Tom Moore est un étudiant assidu d’une grande école britannique. Lorsque son père, Joe, un célèbre cow-boy de l’Ouest américain, décède, Tom retourne dans sa ville natale où il rencontre les amis de son père : Bull, Holy Joe et Monkey, des hommes rustres sans aucune notion de politesse. Déçu d’imaginer son père côtoyer de telles personnes, Tom entreprend de les remettre sur le droit chemin. Mais les hommes du Far Ouest ne se laissent pas faire et décident à la place d’apprendre au jeune anglais à devenir un véritable cow-boy.


Avis de Cherycok :
Je l’ai déjà dit sur mes chroniques de films de Bud Spencer et Terence Hill, j’ai grandi dans les années 80 avec le célèbre duo, au même titre qu’un Bruce Lee ou qu’un Jackie Chan, à voir et revoir des dizaines de fois les VHS de leurs films, et les revoir aujourd’hui me procure toujours autant de plaisir avec cette nostalgie qui caractérise le visionnage de films de notre enfance. J’ai été moins assidu sur leurs films en solo, n’ayant par exemple jamais vu les quatre films « Pied-Plat » avec Bud Spencer ou Et Maintenant on l’Appelle El Magnifico avec Terence Hill, sans doute parce que le paternel ne les avait pas en VHS, mais aussi parce que je n’ai jamais pris le temps de les découvrir, par peur que, ne les ayant pas vu jeunes, ils ne reproduisent pas cet effet « doudou » qu’on cherche parfois. La sortie dans sa version intégrale chez BubbelPop’ Edition de Et Maintenant on l’Appelle El Magnifico est l’occasion de combler ce manque d’autant plus que, même s’il ne fait pas partie des classiques du duo, il n’en reste pas moins une bobine des plus sympathiques qui prend à contrepied les amoureux de Trinita.

On L’Appelle Trinita (1970) est un énorme succès et une suite, On Continue à l’Appeler Trinita (1971) est mise en chantier. Mais alors que cette suite n’est pas encore sortie, son réalisateur Enzo Barboni réfléchit déjà à un troisième film. Bud Spencer s’écarte du projet, considérant qu’il n’a pas autant de place que Terence Hill dans le film, et part faire de son côté Amigo… Mon Colt a Deux Mots à te Dire (1972) dans lequel il a le rôle principal, Mais Terence Hill reste dans ce qui sera Et Maintenant, on l’Appelle El Magnifico. Lorsque le film sort, malgré l’absence de Bud Spencer, tout est réuni pour que le succès soit au rendez-vous.
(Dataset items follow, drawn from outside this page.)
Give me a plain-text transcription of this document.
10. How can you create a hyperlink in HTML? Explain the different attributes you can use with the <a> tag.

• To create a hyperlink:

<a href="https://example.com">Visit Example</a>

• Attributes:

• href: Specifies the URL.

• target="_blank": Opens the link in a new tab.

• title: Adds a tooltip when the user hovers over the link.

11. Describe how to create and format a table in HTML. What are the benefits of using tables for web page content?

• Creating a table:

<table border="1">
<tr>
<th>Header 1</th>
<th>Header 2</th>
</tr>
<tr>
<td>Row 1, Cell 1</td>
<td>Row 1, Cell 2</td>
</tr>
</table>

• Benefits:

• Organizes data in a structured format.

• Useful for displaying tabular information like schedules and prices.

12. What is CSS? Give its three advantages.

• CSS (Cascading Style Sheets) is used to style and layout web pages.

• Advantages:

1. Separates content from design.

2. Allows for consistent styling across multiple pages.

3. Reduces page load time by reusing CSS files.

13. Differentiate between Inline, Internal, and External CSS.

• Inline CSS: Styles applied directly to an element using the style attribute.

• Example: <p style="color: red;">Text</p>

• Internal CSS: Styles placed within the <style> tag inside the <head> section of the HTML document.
Le mélange Western / Comédie est toujours là, la belle gueule de Terence Hill est toujours aussi ravageuse, et les succès fous de On L’Appelle Trinita mais surtout de On Continue à l’Appeler Trinita ont ouvert toutes les portes. Pourtant, Et Maintenant, on l’Appelle El Magnifico, que certains considèrent malgré tout comme le 3ème volet de la saga Trinita, est un échec au box-office, au point de stopper nette l’envie du réalisateur Enzo Barboni d’insister dans le genre western. On l’Appelle Trinita avait énormément fonctionné sans doute parce qu’il avait détourné les codes du westerns spaghettis pour en faire une comédie. Et Maintenant, on l’Appelle El Magnifico continue pourtant lui aussi de détourner les codes du western. Est-ce à cause de l’absence du duo Hill / Spencer ? Est-ce parce qu’en plus de détourner les codes du western, il détourne sur bien des points de On L’appelle Trinita ? Parce que le personnage incarné par Terence Hill, Thomas Morre, est clairement à l’opposé de celui de Trinita, et c’est d’ailleurs ce qui va générer ici une bonne partie de l’aspect comique du film. El Magnifico utilise le schéma désormais connu de tous de l’étranger qui débarque dans un monde qui n’est pas le sien, à savoir ici un aristocrate anglais, incarné par Terence Hill donc, qui arrive dans un far-west certes en pleine mutation avec l’arrivée de la technologie (par exemple les chemins de fer), mais encore rude, bourrin et sans foi ni loi sur bien des aspects. C’est de ce contraste que vont naitre moult gags (l’incompréhension des codes de l’ouest, le vélo de Terence Hill face aux chevaux des cowboys, …).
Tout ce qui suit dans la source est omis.